Where owners and managers are looking to incubate new concepts, one way to identify strong candidates is to ask whether the prospect’s business is consonant with a prevailing trend. One key to the success of Easton’s farmers market has been its appeal to “locavores”—consumers who are obsessed with farm-to-table produce and other locally connected goods. Celebrate Local was thus a strong fit for an in-line space at the mall, Mastin said. It also appealed to convention attendees and tourists staying at Easton’s two hotels. “When people come from out of town, they love Celebrate Local, because they want Ohio gifts,” she said.

Another locavore-friendly concept is Easton’s Northstar Café farm-to-table restaurant.

Meanwhile, Homage, an independent tenant that sells retro T-shirts, resonates with some of the demographic trends Steiner has been tracking, Mastin says. “We learned about Homage when they had a little 900-square-foot store on an ally down by the university,” she said. “We knew this was something the Millennials would love, so we put them at Easton, and they have been hugely successful.”

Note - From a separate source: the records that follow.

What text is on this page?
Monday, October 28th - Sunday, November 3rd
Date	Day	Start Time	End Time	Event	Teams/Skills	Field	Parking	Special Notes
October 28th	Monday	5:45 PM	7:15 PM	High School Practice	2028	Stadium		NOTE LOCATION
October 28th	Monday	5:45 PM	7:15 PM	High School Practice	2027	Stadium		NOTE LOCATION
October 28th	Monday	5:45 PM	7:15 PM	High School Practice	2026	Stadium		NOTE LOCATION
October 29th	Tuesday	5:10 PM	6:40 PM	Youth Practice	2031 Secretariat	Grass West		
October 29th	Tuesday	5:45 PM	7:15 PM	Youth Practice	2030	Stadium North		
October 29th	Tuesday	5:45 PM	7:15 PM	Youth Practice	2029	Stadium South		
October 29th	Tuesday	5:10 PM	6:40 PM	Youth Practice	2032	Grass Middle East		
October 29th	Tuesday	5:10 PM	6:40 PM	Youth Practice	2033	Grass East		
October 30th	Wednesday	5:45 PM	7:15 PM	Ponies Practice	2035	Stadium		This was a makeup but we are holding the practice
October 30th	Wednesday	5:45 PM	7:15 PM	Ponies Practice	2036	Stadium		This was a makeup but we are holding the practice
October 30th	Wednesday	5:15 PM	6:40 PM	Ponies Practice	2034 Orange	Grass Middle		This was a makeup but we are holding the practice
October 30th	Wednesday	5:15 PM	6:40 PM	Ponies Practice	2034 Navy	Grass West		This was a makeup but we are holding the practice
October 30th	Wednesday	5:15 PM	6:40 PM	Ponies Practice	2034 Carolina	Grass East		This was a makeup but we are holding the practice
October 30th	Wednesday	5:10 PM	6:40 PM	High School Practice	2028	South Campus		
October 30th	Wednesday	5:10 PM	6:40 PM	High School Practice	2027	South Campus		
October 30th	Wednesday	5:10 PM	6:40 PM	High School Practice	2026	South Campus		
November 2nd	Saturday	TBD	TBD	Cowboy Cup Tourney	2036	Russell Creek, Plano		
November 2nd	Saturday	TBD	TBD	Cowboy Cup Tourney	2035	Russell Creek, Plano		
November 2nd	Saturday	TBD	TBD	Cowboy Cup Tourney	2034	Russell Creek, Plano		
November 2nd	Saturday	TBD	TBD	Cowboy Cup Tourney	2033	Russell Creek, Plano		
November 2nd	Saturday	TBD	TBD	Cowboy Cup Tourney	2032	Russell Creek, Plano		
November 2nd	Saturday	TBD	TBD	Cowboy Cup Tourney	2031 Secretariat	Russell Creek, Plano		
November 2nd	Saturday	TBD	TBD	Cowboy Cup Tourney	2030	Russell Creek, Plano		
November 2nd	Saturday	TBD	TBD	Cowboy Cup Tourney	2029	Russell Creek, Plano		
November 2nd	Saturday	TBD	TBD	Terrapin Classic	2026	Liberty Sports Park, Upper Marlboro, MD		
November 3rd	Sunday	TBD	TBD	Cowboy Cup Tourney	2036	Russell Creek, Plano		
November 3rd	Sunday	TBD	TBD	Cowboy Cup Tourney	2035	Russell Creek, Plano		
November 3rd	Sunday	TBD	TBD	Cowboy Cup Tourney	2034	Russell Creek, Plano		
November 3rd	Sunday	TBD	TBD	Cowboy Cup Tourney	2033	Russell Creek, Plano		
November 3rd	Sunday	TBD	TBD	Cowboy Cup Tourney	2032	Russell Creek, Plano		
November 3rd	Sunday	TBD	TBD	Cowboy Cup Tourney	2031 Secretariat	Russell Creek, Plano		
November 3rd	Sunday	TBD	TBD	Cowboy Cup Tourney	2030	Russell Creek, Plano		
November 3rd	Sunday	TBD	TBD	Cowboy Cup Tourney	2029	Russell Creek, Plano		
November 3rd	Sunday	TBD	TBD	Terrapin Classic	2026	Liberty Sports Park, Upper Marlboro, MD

At well-located regional malls, doing deals with smaller tenants requires a willingness to sacrifice some rent to the larger goal of a livelier tenant mix, Martin says. “If we just strictly looked at the rent structure, we would never be able to do deals with locals,” she said. “But one of the complaints you’ll hear about our industry is that ‘shopping centers all have the same tenants.’ You have to remember that doing deals with only those who have the biggest bank statement doesn’t necessarily produce the most interesting tenant mix.”